Essential questions for following best practices in choosing an appropriate stress-related biomarker.
| Questions to answer to help identify the right stress-related biomarker for your study: |
|---|
| 1. What are the plausible biological pathways linking my stress predictors to my health outcome? The first step is to identify which physiological system is the likely candidate that is related to the health outcome of interest and that previous evidence has linked to stress or stress-related psychological processes. |
| 2. What is the window of time that the stressor can plausibly have its impact for? If the stress response is short, is there a plausible reason it would have long-lasting impacts? |
| 3. Is there a biomarker that captures functioning of the pathway identified in Question 1, and that reflects the appropriate timeline (Question 2)? |
| 4. Is this biomarker associated with any end disease states relevant for my population of interest? |
| 5. If you are proposing to use this biomarker for an intervention study, is the biomarker sensitive enough that it can change in the proposed intervention period window? Is it stable enough that the control condition would remain relatively stable during the intervention period? Would the expected change in the intervention group be clinically meaningful? |
| 6. Are you able to collect the biomarker specimen well enough that is worth the subject burden and research cost? For example, while drawing blood is often the best way to capture many biomarkers, it is more invasive and requires more wet lab capacity than collecting saliva samples. |
| 7. Is this biomarker needed to answer my research question or can this question be answered with a self-report or task-based measure? Biomarkers may not be needed despite initial excitement and desire to include a potentially “objective” indicator of stress or stress reduction. |
| 8. For studies examining an acute stress response, what is the expected pattern of response? Complicating biomarker selection is that there is limited empirical evidence that identifies what a “bad” or “good” physiological acute stress response pattern is. This is because stress exposures take many forms, and thus the most adaptive response depends on a myriad of immediate contextual factors, such as what the goal of the arousal is. |
Figure 2.Transdisciplinary model of psychological stress: Integrating contextual, historical, habitual, and acute stress processes.

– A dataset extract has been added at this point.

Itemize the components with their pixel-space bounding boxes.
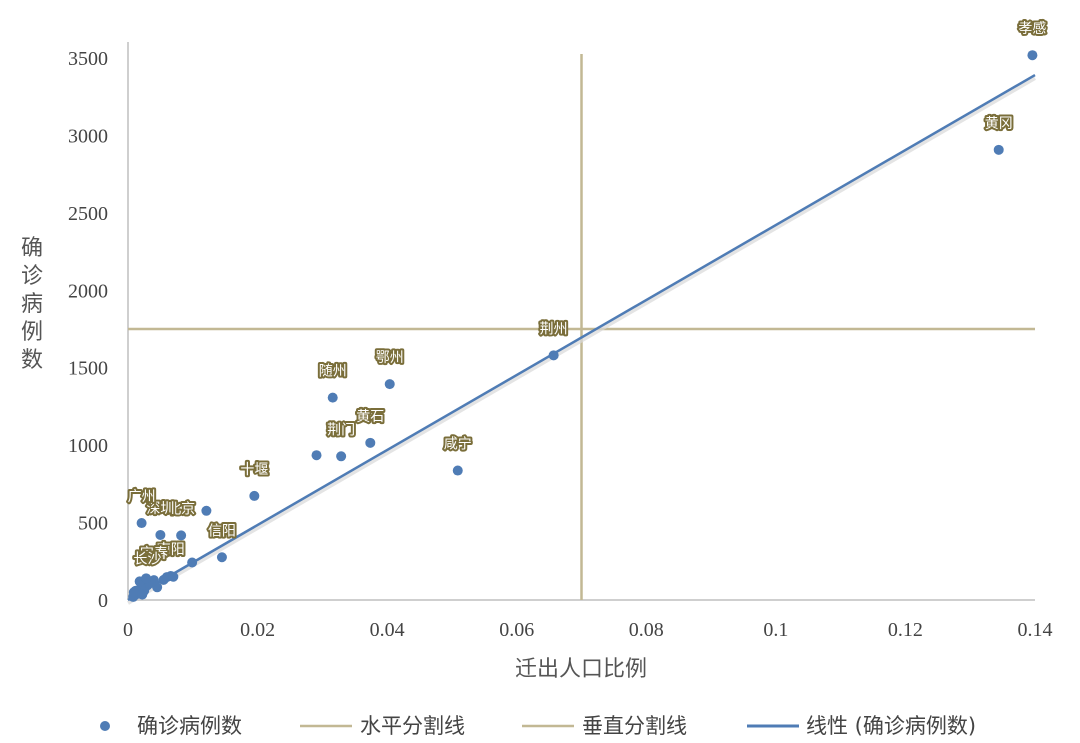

Figure 2 presents a transdisciplinary model that describes psychological stress as encompassing as a set of interrelated processes. The figure illustrates that stressors are experienced within the context of a person’s life, represented by the contextual factors in the blue triangle. These contextual factors include individual-level characteristics such as personality and demographics, the environment in which one lives, current and past stressor exposures, and protective factors—all of which combine to determine the baseline allostatic state of physiological regulation, and the lens through which stressors are perceived and assigned meaning. Contextual factors and habitual processes together influence psychological and physiological responses to acute and daily stressors. These responses, if dysregulated, are thought to lead to allostatic load and ultimately biological aging and early disease. Reprinted from Frontiers in Neuroendocrinology (Epel et al., 2018).